Whatever you think about the merits of mandatory detention of the children of asylum seekers, the constraints on health and welfare professionals appear to strike at the heart of freedom of speech.  The Act might well infringe the implied constitutional freedom of political communication that all Australians enjoy.  No doubt this will be tested soon.

The Australian Border Force Act does not mention the Public Interest Disclosure Act 2013 , but if – as the government asserts – the former Act is subject to the latter , persons speaking out would need to navigate a thicket of statutory conditions in order to escape prosecution.  The intent of the Australian Border Force Act is to change the culture within which services are delivered to persons in immigration detention: that much seems clear.

It is not surprising that health and welfare professionals have pointed to the contrast between the Australian Border Force Act and the protections that apply to Australian children outside immigration detention.

In NSW, the Children and Young Persons Care and Protection Act 1998 imposes mandatory reporting on health and welfare professionals when they have reasonable grounds to suspect a child is being abused or is at risk of significant harm .  On the other hand, unless the Secretary gives their permission, doctors and welfare workers could be committing a criminal offence if they reveal anything at all about the conditions in which children in immigration detention are living.

Writing in the Guardian, over 40 “entrusted persons” have called for civil disobedience:

“We have advocated, and will continue to advocate, for the health of those for whom we have a duty of care, despite the threats of imprisonment, because standing by and watching sub-standard and harmful care, child abuse and gross violations of human rights is not ethically justifiable”.

As law professors employed by one of Australia’s oldest law schools, we live and breathe law, and care about the rule of law.  Frankly, however, we don’t care about it enough to stand by while government tries to muzzle dedicated professionals working in difficult conditions to protect the safety and dignity of children.

Parliament makes the rules.  It decides what is lawful and unlawful.  But when the moral compass goes astray and laws are designed to ensure that the public never even gets to hear about the harm that children are suffering in immigration detention, then that is a step too far.

The President of Australia’s Human Rights Commission, Professor Gillian Triggs, points out that Australia is alone in the world in indefinitely locking up the children of asylum seekers. The Commission’s Forgotten Children report found that this practice violates the right to health that children enjoy under the Convention on the Rights of the Child.  It also ignores the substantial body of evidence of the harm that immigration detention is causing to children.
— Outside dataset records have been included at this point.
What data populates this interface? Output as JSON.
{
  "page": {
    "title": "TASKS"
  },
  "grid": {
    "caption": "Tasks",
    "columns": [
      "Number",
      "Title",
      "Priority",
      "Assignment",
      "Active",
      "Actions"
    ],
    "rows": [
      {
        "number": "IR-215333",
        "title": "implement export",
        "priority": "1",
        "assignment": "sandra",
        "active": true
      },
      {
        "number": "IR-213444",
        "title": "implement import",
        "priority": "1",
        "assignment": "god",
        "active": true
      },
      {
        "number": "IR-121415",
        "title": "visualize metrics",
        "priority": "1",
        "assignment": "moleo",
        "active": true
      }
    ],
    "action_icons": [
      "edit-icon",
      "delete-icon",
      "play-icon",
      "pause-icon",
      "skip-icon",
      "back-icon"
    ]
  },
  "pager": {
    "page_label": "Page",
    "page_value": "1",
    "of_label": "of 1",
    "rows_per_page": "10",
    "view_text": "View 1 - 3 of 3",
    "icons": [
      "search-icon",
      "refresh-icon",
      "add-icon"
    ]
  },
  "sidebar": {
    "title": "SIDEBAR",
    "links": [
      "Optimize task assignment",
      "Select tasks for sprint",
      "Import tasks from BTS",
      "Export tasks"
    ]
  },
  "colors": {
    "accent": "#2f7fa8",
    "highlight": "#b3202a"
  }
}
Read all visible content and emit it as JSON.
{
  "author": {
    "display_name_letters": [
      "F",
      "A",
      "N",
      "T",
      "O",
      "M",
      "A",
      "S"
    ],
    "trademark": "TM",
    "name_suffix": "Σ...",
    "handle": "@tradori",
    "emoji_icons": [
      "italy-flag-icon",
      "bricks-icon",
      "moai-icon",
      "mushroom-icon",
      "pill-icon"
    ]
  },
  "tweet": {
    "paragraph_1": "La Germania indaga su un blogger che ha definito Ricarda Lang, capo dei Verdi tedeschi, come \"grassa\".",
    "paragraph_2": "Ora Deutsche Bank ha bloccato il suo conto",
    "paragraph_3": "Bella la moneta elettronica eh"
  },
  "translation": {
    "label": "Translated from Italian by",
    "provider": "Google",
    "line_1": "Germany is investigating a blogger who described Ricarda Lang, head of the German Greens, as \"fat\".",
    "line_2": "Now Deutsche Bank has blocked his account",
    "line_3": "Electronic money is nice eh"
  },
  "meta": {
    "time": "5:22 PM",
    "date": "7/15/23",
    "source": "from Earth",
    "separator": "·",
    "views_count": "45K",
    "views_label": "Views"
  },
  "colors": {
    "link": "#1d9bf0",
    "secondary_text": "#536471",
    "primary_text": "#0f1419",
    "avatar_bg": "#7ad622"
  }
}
“Entrusted persons” face difficult choices in the months ahead.  In deciding how to reconcile their professional ethics, moral intuitions and legal obligations, they can at least stand assured that there can be no moral obligation to stand by and do nothing while children are being harmed.

The Australian Border Force Act 2015 needs a radical overhaul.  Otherwise it belongs in the bin.  Both parties ought to think again.

Take another look at the view from Table Mountain.  In the distance you can see Robben Island, where Nelson Mandela spent 18 of his 27 years of imprisonment.